Família lota Igreja do Bonfim em missa do 7° dia de Mãe Bernadete e neto relembra crime: 'Momento de terror'
Parentes pediram justiça pela líder quilombola e também pelo filho dela, Binho, morto em 2017
-
Wendel de Novais
wendel.novais@redebahia.com.br
Wellington Pacífico, neto de Mãe Bernadete, relembrou a morte da avó e pediu justiça nesta quinta-feira (24), sete dias depois do crime. Ele participou hoje, ao lado de familiares e amigos, de uma missa na Igreja do Bonfim, na Colina Sagrada, que marcou a data.
"Infelizmente hoje faz sete dias que perdi minha avó. Foi um momento de terror, um pesadelo, porque naquele momento eu era o único adulto que poderia tentar fazer alguma coisa, mas não tinha nenhuma possibilidade. Saí agradecendo pela vida de minha irmã e do meu primo mais novo, que estavam lá no momento fatídico. Parece que foi ontem, consigo ainda lembrar de todos os detalhes, de todo meu sentimento, de toda aquela carga pesada a se carregar", disse Wellington, que testemunhou a avó ser morta com 12 tiros no rosto e 10 no tórax.
Filho de Flávio Gabriel Pacifico dos Santos, conhecido como "Binho do Quilombo", Wellington pede justiça pela avó e pelo pai, que também foi executado há 6 anos. "A única coisa que a gente pode fazer é apelar pra Justiça, às autoridades competentes, cobrar justiça, para que elucidem o caso deminha avó, como o de meu pai também, em 2017, que foi brutalmente assassinado dentro da comunidade com 16 tiros. Não pode ficar impune. A gente não pode escrever novos livros de história afirmando que os culpados escaparam impunes. A gente precisa escrever nossa história dizendo que os mandantes dos assassinatos de nossos líderes foram responsabilizados, foram para a cadeia", disse. "Estou aguardando a resposta das autoridades".
Na catedral lotada, familiares, amigos e membros de entidades do movimento negro e quilombola da Bahia compareceram em homenagem a líder do Quilombo Pitanga dos Palmares.
O filho da líder quilombola, Jurandyr Pacífico, falou sobre a importância do momento religioso. "É um momento religioso, minha mãe era religiosa, é o momento de estar com Deus. Eu sei que ela está junto com Deus. Está difícil, do jeito que foi, como está sendo... muito difícil pra gente", desabafou.

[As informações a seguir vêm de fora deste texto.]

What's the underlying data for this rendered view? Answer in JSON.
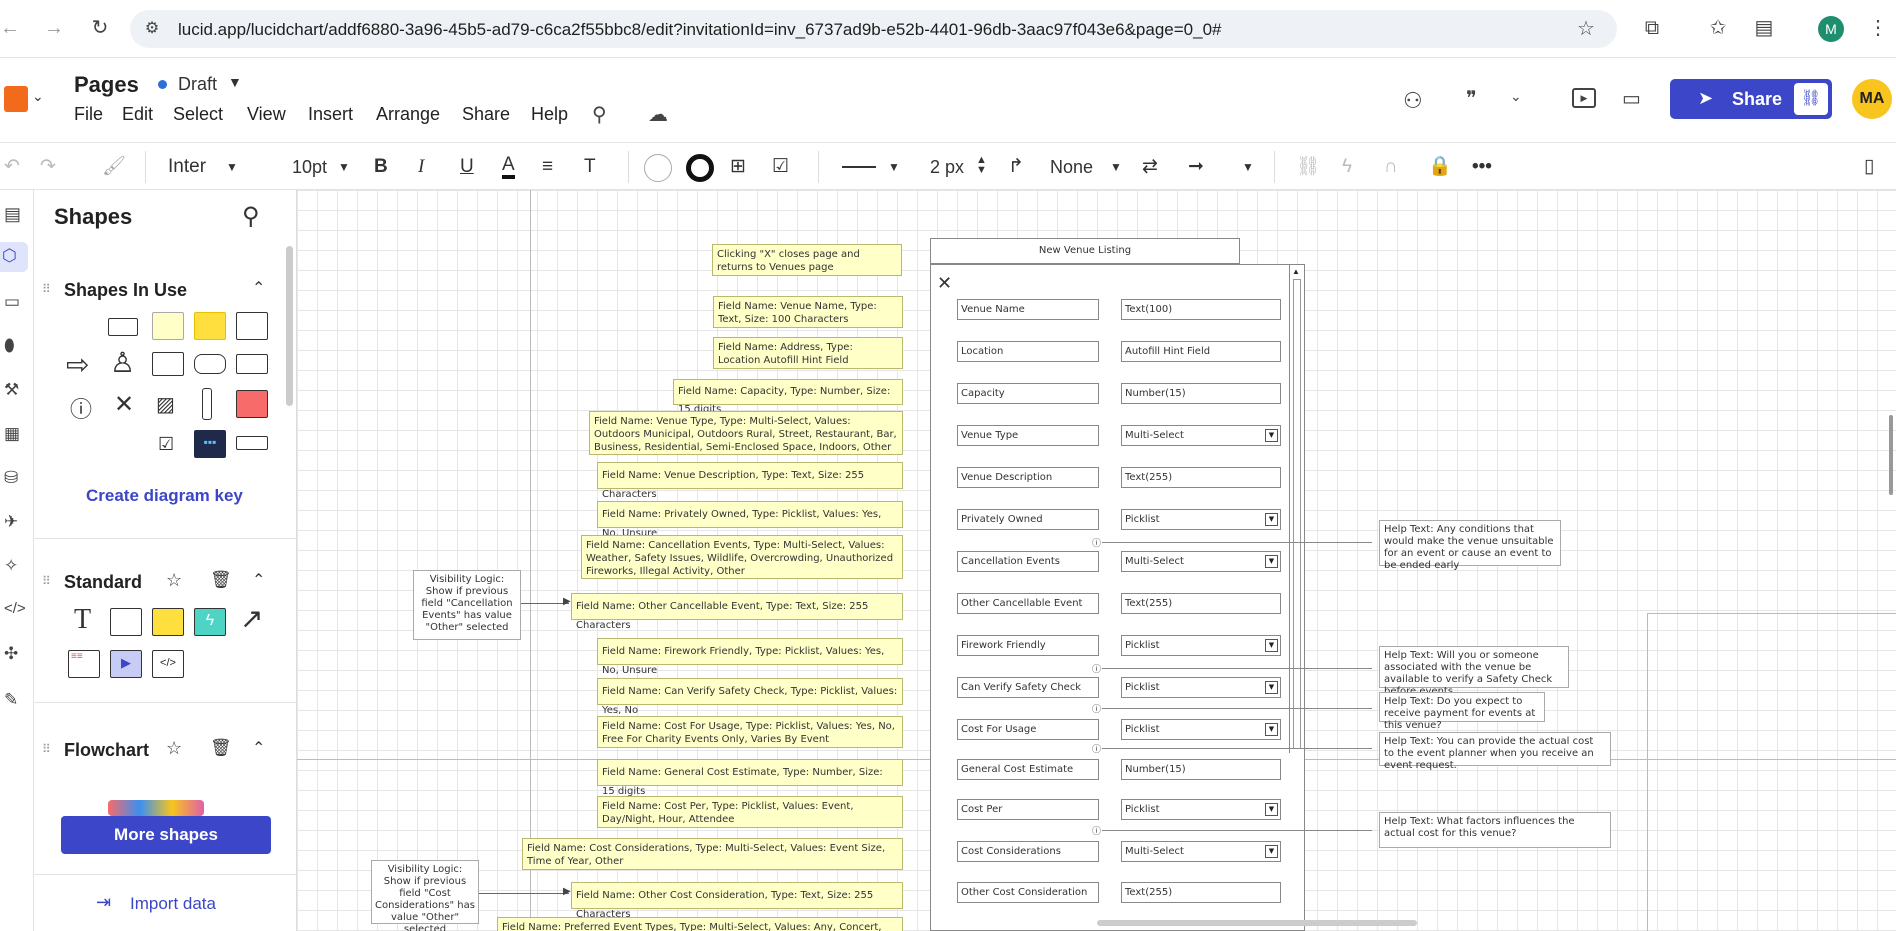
{
  "browser": {
    "url": "lucid.app/lucidchart/addf6880-3a96-45b5-ad79-c6ca2f55bbc8/edit?invitationId=inv_6737ad9b-e52b-4401-96db-3aac97f043e6&page=0_0#",
    "profile_initial": "M"
  },
  "app": {
    "doc_title": "Pages",
    "status": "Draft",
    "menu": [
      "File",
      "Edit",
      "Select",
      "View",
      "Insert",
      "Arrange",
      "Share",
      "Help"
    ],
    "share_label": "Share",
    "avatar": "MA"
  },
  "toolbar": {
    "font": "Inter",
    "font_size": "10pt",
    "bold": "B",
    "italic": "I",
    "underline": "U",
    "color": "A",
    "line_width": "2 px",
    "arrow_none": "None"
  },
  "panel": {
    "title": "Shapes",
    "shapes_in_use": "Shapes In Use",
    "create_key": "Create diagram key",
    "standard": "Standard",
    "flowchart": "Flowchart",
    "more_shapes": "More shapes",
    "import_data": "Import data"
  },
  "diagram": {
    "form_title": "New Venue Listing",
    "close_note": "Clicking \"X\" closes page and returns to Venues page",
    "fields": [
      {
        "label": "Venue Name",
        "value": "Text(100)",
        "dropdown": false,
        "note": "Field Name: Venue Name, Type: Text, Size: 100 Characters"
      },
      {
        "label": "Location",
        "value": "Autofill Hint Field",
        "dropdown": false,
        "note": "Field Name: Address, Type: Location Autofill Hint Field"
      },
      {
        "label": "Capacity",
        "value": "Number(15)",
        "dropdown": false,
        "note": "Field Name: Capacity, Type: Number, Size: 15 digits"
      },
      {
        "label": "Venue Type",
        "value": "Multi-Select",
        "dropdown": true,
        "note": "Field Name: Venue Type, Type: Multi-Select, Values: Outdoors Municipal, Outdoors Rural, Street, Restaurant, Bar, Business, Residential, Semi-Enclosed Space, Indoors, Other"
      },
      {
        "label": "Venue Description",
        "value": "Text(255)",
        "dropdown": false,
        "note": "Field Name: Venue Description, Type: Text, Size: 255 Characters"
      },
      {
        "label": "Privately Owned",
        "value": "Picklist",
        "dropdown": true,
        "note": "Field Name: Privately Owned, Type: Picklist, Values: Yes, No, Unsure"
      },
      {
        "label": "Cancellation Events",
        "value": "Multi-Select",
        "dropdown": true,
        "note": "Field Name: Cancellation Events, Type: Multi-Select, Values: Weather, Safety Issues, Wildlife, Overcrowding, Unauthorized Fireworks, Illegal Activity, Other"
      },
      {
        "label": "Other Cancellable Event",
        "value": "Text(255)",
        "dropdown": false,
        "note": "Field Name: Other Cancellable Event, Type: Text, Size: 255 Characters"
      },
      {
        "label": "Firework Friendly",
        "value": "Picklist",
        "dropdown": true,
        "note": "Field Name: Firework Friendly, Type: Picklist, Values: Yes, No, Unsure"
      },
      {
        "label": "Can Verify Safety Check",
        "value": "Picklist",
        "dropdown": true,
        "note": "Field Name: Can Verify Safety Check, Type: Picklist, Values: Yes, No"
      },
      {
        "label": "Cost For Usage",
        "value": "Picklist",
        "dropdown": true,
        "note": "Field Name: Cost For Usage, Type: Picklist, Values: Yes, No, Free For Charity Events Only, Varies By Event"
      },
      {
        "label": "General Cost Estimate",
        "value": "Number(15)",
        "dropdown": false,
        "note": "Field Name: General Cost Estimate, Type: Number, Size: 15 digits"
      },
      {
        "label": "Cost Per",
        "value": "Picklist",
        "dropdown": true,
        "note": "Field Name: Cost Per, Type: Picklist, Values: Event, Day/Night, Hour, Attendee"
      },
      {
        "label": "Cost Considerations",
        "value": "Multi-Select",
        "dropdown": true,
        "note": "Field Name: Cost Considerations, Type: Multi-Select, Values: Event Size, Time of Year, Other"
      },
      {
        "label": "Other Cost Consideration",
        "value": "Text(255)",
        "dropdown": false,
        "note": "Field Name: Other Cost Consideration, Type: Text, Size: 255 Characters"
      }
    ],
    "last_note": "Field Name: Preferred Event Types, Type: Multi-Select, Values: Any, Concert, Community",
    "visibility": [
      "Visibility Logic: Show if previous field \"Cancellation Events\" has value \"Other\" selected",
      "Visibility Logic: Show if previous field \"Cost Considerations\" has value \"Other\" selected"
    ],
    "help": [
      "Help Text: Any conditions that would make the venue unsuitable for an event or cause an event to be ended early",
      "Help Text: Will you or someone associated with the venue be available to verify a Safety Check before events",
      "Help Text: Do you expect to receive payment for events at this venue?",
      "Help Text: You can provide the actual cost to the event planner when you receive an event request.",
      "Help Text: What factors influences the actual cost for this venue?"
    ]
  }
}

Jurandyr disse ter fé que a justiça será feita. "Eu sou uma pessoa que tenho muita fé em Deus e todos esses que estão fazendo mal, esse mal nunca vai chegar até a mim. E toda arma levantada contra a minha família não prosperará. Tenho muita fé em Deus e que vão se resolver os dois assassinatos [de mãe Bernadete do irmão dele, Fábio, assassinado há seis anos]". Ele aproveitou a oportunidade para agradecer pela escolta que tem recebido da Polícia Militar.
Mel Girassol, 29 anos, presidenta da Instituição Sócio Educacional Abayomi, disse que Mãe Bernadete ainda tinha muito a fazer. "Não queria estar aqui em uma missa de sétimo dia. O que eu sinto é um sentimento de vazio. Gostaria de estar dando continuidade no trabalho. 30 de setembro a gente tem o Beldade Negra, ação afirmativa em que ela seria homenageada", relembrou, dizendo que Mãe Bernardete seria jurada do evento. "Gostaria de dar continuidade ao trabalho e ver o sorriso dela, aquele sorriso largo, contagiante, e ver uma mulher forte, de fibra, que tinha todo um trabalho pela frente e teve a vida interrompida de forma perversa e desumana".
Presente na missa, o coronel Coutinho, comandante da Polícia Militar, falou sobre o reforço na segurança à família. "A Polícia Militar continua cumprindo com seu papel constitucional que é levar segurança, especificamente, não só à família, mas a todas as famílias que moram naquele local", disse.
A missa foi celebrada pelo padre Lázaro Muniz, que comentou sobre a importância de Mãe Bernadete para a luta quilombola. "O sentimento de impotência pela violência vai se revertendo pelo sentimeno de gratidão à Mãe Bernadete, pela luta pelos quilombolas, para que a gente possa continuar nessa defesa, e nesse combate a todo tipo de violência no meio de nós, à barbarie de vidas ceifadas pela ganância".